The goal of MTC is to lay the foundations of a commercially viable system of connected and automated vehicles—vehicles that communicate wirelessly with one another and with infrastructure to warn of potential hazards and allow increasing automation of vehicle functions. Plans call for demonstrating a working system in Ann Arbor by 2021.

“The potential of this technology is truly transformative, opening up broad opportunities in the emerging marketplace,” said Peter Sweatman, director of the MTC and the U-M Transportation Research Institute. “Partnering with these and a select group of other visionary companies from a range of sectors that will play a role in shaping the future—as well as with government at all levels—is critical if we are to realize that promise.”

Systems of connected and automated vehicles could dramatically reduce crashes, relieve urban congestion, and cut pollution and energy use.

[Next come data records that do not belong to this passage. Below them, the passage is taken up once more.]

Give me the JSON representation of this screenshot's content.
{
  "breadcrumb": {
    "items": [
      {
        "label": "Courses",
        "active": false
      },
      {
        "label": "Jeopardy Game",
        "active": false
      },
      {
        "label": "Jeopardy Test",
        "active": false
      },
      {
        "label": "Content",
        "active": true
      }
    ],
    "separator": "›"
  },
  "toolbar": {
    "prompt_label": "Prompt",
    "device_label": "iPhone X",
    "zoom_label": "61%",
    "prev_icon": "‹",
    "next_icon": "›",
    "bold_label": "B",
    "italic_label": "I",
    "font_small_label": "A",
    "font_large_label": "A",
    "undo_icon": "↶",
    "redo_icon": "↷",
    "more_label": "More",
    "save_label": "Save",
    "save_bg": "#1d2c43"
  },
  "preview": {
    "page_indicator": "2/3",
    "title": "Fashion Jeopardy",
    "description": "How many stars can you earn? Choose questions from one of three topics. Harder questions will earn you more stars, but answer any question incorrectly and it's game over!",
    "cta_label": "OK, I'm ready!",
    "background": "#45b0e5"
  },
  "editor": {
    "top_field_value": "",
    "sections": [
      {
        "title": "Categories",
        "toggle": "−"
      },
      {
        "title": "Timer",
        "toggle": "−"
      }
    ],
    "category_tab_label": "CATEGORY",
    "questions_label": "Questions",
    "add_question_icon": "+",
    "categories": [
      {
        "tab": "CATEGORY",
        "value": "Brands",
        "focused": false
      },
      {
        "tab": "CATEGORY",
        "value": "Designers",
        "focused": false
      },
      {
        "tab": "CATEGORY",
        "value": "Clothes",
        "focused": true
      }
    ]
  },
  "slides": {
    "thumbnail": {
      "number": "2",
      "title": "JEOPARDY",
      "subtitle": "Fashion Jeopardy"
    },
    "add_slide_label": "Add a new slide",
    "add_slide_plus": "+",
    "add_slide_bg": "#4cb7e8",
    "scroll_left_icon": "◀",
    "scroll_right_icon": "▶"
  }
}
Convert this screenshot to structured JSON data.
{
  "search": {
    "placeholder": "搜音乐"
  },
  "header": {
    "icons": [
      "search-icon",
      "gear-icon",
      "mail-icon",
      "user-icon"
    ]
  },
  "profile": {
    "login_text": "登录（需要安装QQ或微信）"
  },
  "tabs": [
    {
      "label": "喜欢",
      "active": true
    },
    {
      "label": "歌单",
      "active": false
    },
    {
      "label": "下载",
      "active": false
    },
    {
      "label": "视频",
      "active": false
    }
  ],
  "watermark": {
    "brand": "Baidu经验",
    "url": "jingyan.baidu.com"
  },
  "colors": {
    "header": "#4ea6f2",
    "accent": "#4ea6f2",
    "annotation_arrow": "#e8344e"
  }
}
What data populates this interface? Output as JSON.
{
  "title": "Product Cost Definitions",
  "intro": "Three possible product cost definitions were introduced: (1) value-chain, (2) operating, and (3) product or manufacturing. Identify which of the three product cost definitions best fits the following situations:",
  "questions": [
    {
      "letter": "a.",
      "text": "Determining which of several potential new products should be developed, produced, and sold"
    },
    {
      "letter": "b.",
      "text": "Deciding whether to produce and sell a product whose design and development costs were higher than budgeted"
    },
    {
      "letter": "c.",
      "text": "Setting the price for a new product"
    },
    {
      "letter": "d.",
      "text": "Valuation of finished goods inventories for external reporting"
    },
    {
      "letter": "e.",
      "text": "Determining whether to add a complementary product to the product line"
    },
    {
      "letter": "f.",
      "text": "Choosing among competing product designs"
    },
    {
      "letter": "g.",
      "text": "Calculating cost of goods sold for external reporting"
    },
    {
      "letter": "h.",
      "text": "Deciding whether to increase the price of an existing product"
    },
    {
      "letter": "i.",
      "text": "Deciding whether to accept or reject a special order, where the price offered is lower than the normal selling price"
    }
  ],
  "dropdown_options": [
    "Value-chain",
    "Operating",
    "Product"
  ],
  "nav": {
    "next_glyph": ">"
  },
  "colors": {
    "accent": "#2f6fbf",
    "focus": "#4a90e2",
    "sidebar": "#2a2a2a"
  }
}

MTC’s new partners—the initial members of the center’s Leadership Circle—convened for the first time today on the occasion of a groundbreaking ceremony marking the start of construction on a unique simulated urban environment for testing advances in connected and automated mobility systems.

Located on 32 acres of U-M’s North Campus Research Complex, the off-roadway test site is being designed and built in cooperation with the Michigan Department of Transportation to simulate the complexities of a dynamic urban environment. It will include a network of approximately three lane-miles of concrete and asphalt roads with intersections, traffic signs and signals, sidewalks, roundabouts, benches, simulated buildings, streetlights, and obstacles such as construction barriers. Current plans call for the facility to be completed in fall 2014.

The MTC is also developing three complementary on-roadway vehicle deployments of up to 20,000 vehicles across southeastern Michigan. The deployments will serve as test beds for evaluating consumer behavior with these transformative technologies and exploring market opportunities.

To accelerate the development and implementation of connected and automated technology, members of the MTC’s Leadership Circle will work together to identify opportunities and barriers to achieving them, anticipate and shape key standards and regulations, and help guide the direction of the research.

“The task before us goes beyond the technical challenges,” Sweatman said. “In our research, we will be addressing the interrelated legal, political, regulatory, social, economic and urban planning issues as well.”

Members of the Leadership Circle will each commit a total of $1 million over three years to support the MTC and its programs. In addition to adding members to the Leadership Circle, the MTC is planning other opportunities to engage industry in the work of the center.

“A wide range of sectors have a stake in the future of mobility,” Sweatman said. “We are reaching out to such areas as telecommunications, big data management, freight, public transportation, and insurance as well as to OEMs and tier 1 suppliers.”